Although infective endocarditis is an uncommon disease, this infection has potentially life-threatening consequences. Obviously, the primary goal would be prevention. As such, for more than 50 years, the American Heart Association (AHA) has recommended that patients deemed at "cardiac risk" for infective endocarditis should receive prophylactic antibiotics. As relevant to the gastroenterology setting, this has been the standard of care for at-risk patients who undergo endoscopic procedures. Despite this "standard," there has been little evidence to support these long-standing AHA recommendations. The present task force of experts from the AHA committee on Rheumatic Fever, Endocarditis, and Kawasaki Disease -- along with an international group of experts -- reviewed data on the effectiveness of prophylaxis in preventing infective endocarditis in patients who undergo a dental, gastrointestinal, or genitourinary procedure.

There was consensus that the development of infective endocarditis occurs as a result of a complex interaction between the bloodstream pathogen with matrix molecules and platelets at sites of endocardial cell damage. All cases of infective endocarditis develop from a common sequence that involves formation of a nonbacterial thrombus, bacteremia, adherence of the bacteria to the nonbacterial thrombus, and then proliferation of the bacteria within a vegetation.

Data were supportive to warrant a new recommendation for gastrointestinal and genitourinary procedures. On the basis of analyses of the relevant literature in regard to procedure-related bacteremia and infective endocarditis, the administration of antibiotics solely to prevent infective endocarditis was not recommended, and specifically is not recommended for patients who undergo endoscopy or colonoscopy. The committee concluded that the bacteremia risks associated with daily activities (eg, toothbrushing, defecation) were more likely to cause bacteremia than were the endoscopic procedures. In fact, they cited the transient bacteremia that is associated with routine daily activities: toothbrushing and flossing (20% to 68%), use of a wooden toothpick (20% to 68%), use of water irrigation devices (7% to 50%), and chewing food (7% to 51%). For dental procedures, the committee recommended prophylaxis, although the identification of "high-risk" patients was refined and limited to include those with prosthetic cardiac valves, previous infective endocarditis, and congenital heart disease (selected and limited new definitions), and cardiac transplant patients with cardiac valvulopathy. Of note is that the committee reported that there was no evidence to support the need for antibiotic prophylaxis in patients who have had recent coronary bypass surgery or coronary stent placement. The use of antibiotics for the prevention of infection of prosthetic joints or for prevention of bacterial peritonitis (in patients with ascites) was beyond the scope of this report.

These updated recommendations are a welcome addition and will help define a new standard of care. The recommendations made for gastrointestinal practice were classified as Class III, Level of Evidence B. This means that for this condition (infective endocarditis), there is evidence and/or general agreement that the treatment (antibiotic prophylaxis for gastrointestinal procedures) is not useful/effective, and in some cases may be harmful. The data to support this recommendation has Grade B support, meaning that the data are derived from nonrandomized studies.

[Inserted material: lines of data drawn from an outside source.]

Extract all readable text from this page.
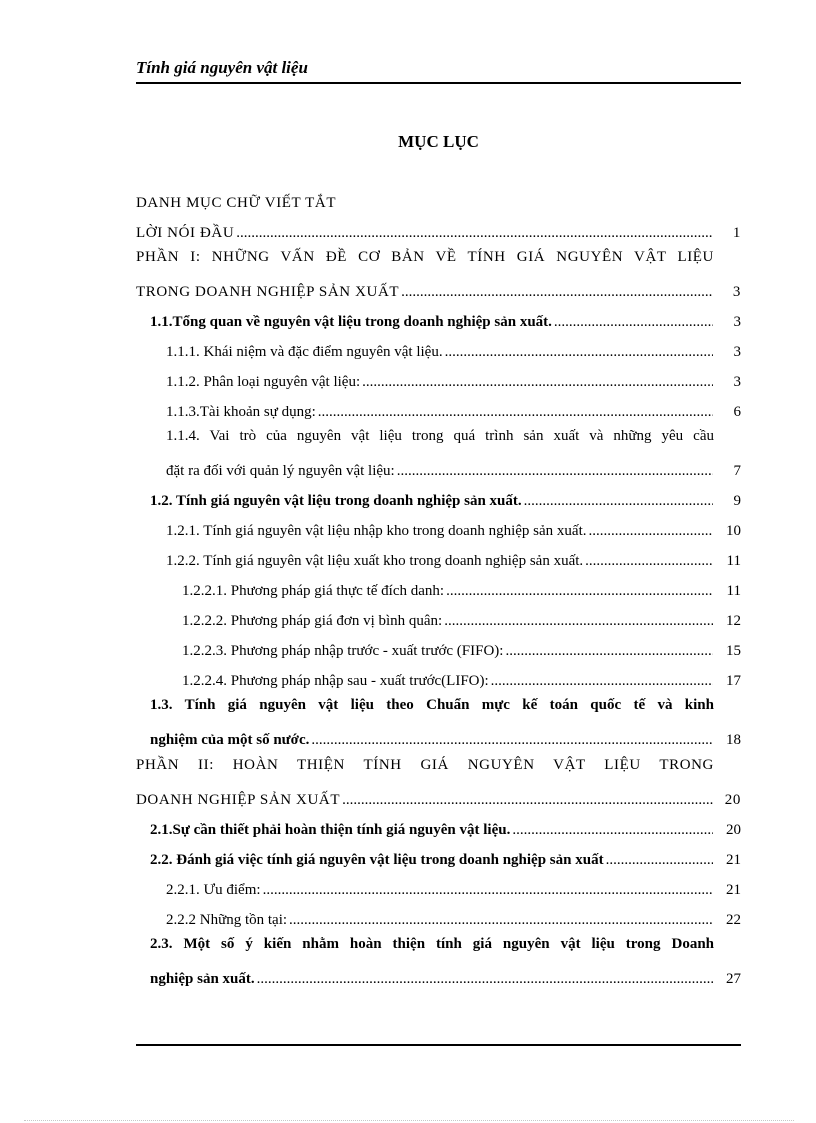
Tính giá nguyên vật liệu
MỤC LỤC
DANH MỤC CHỮ VIẾT TẮT
LỜI NÓI ĐẦU .....	1
PHẦN I: NHỮNG VẤN ĐỀ CƠ BẢN VỀ TÍNH GIÁ NGUYÊN VẬT LIỆU
TRONG DOANH NGHIỆP SẢN XUẤT .....	3
1.1.Tổng quan về nguyên vật liệu trong doanh nghiệp sản xuất. .....	3
1.1.1. Khái niệm và đặc điểm nguyên vật liệu. .....	3
1.1.2. Phân loại nguyên vật liệu: .....	3
1.1.3.Tài khoản sự dụng: .....	6
1.1.4. Vai trò của nguyên vật liệu trong quá trình sản xuất và những yêu cầu
đặt ra đối với quản lý nguyên vật liệu: .....	7
1.2. Tính giá nguyên vật liệu trong doanh nghiệp sản xuất. .....	9
1.2.1. Tính giá nguyên vật liệu nhập kho trong doanh nghiệp sản xuất. .....	10
1.2.2. Tính giá nguyên vật liệu xuất kho trong doanh nghiệp sản xuất. .....	11
1.2.2.1. Phương pháp giá thực tế đích danh: .....	11
1.2.2.2. Phương pháp giá đơn vị bình quân: .....	12
1.2.2.3. Phương pháp nhập trước - xuất trước (FIFO): .....	15
1.2.2.4. Phương pháp nhập sau - xuất trước(LIFO): .....	17
1.3. Tính giá nguyên vật liệu theo Chuẩn mực kế toán quốc tế và kinh
nghiệm của một số nước. .....	18
PHẦN II: HOÀN THIỆN TÍNH GIÁ NGUYÊN VẬT LIỆU TRONG
DOANH NGHIỆP SẢN XUẤT .....	20
2.1.Sự cần thiết phải hoàn thiện tính giá nguyên vật liệu. .....	20
2.2. Đánh giá việc tính giá nguyên vật liệu trong doanh nghiệp sản xuất .....	21
2.2.1. Ưu điểm: .....	21
2.2.2 Những tồn tại: .....	22
2.3. Một số ý kiến nhằm hoàn thiện tính giá nguyên vật liệu trong Doanh
nghiệp sản xuất. .....	27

There has been a tremendous increase in the frequency of antibiotic-resistant strains of pathogens, particularly with respect to Enterococcus strains resistant to penicillins, vancomycin, and aminoglycosides: All of these agents have been recommended as prophylactic antibiotics in prior AHA guidelines. It will understandably take time for cardiologists to recognize these new guidelines, and perhaps even more so, for patients to feel comfortable with the major changes. However, gastroenterologists should heed these new recommendations -- antiobiotic prophylaxis solely to prevent infective endocarditis is not recommended for patients undergoing gastrointestinal procedures -- and incorporate the changes immediately into their endoscopic practice.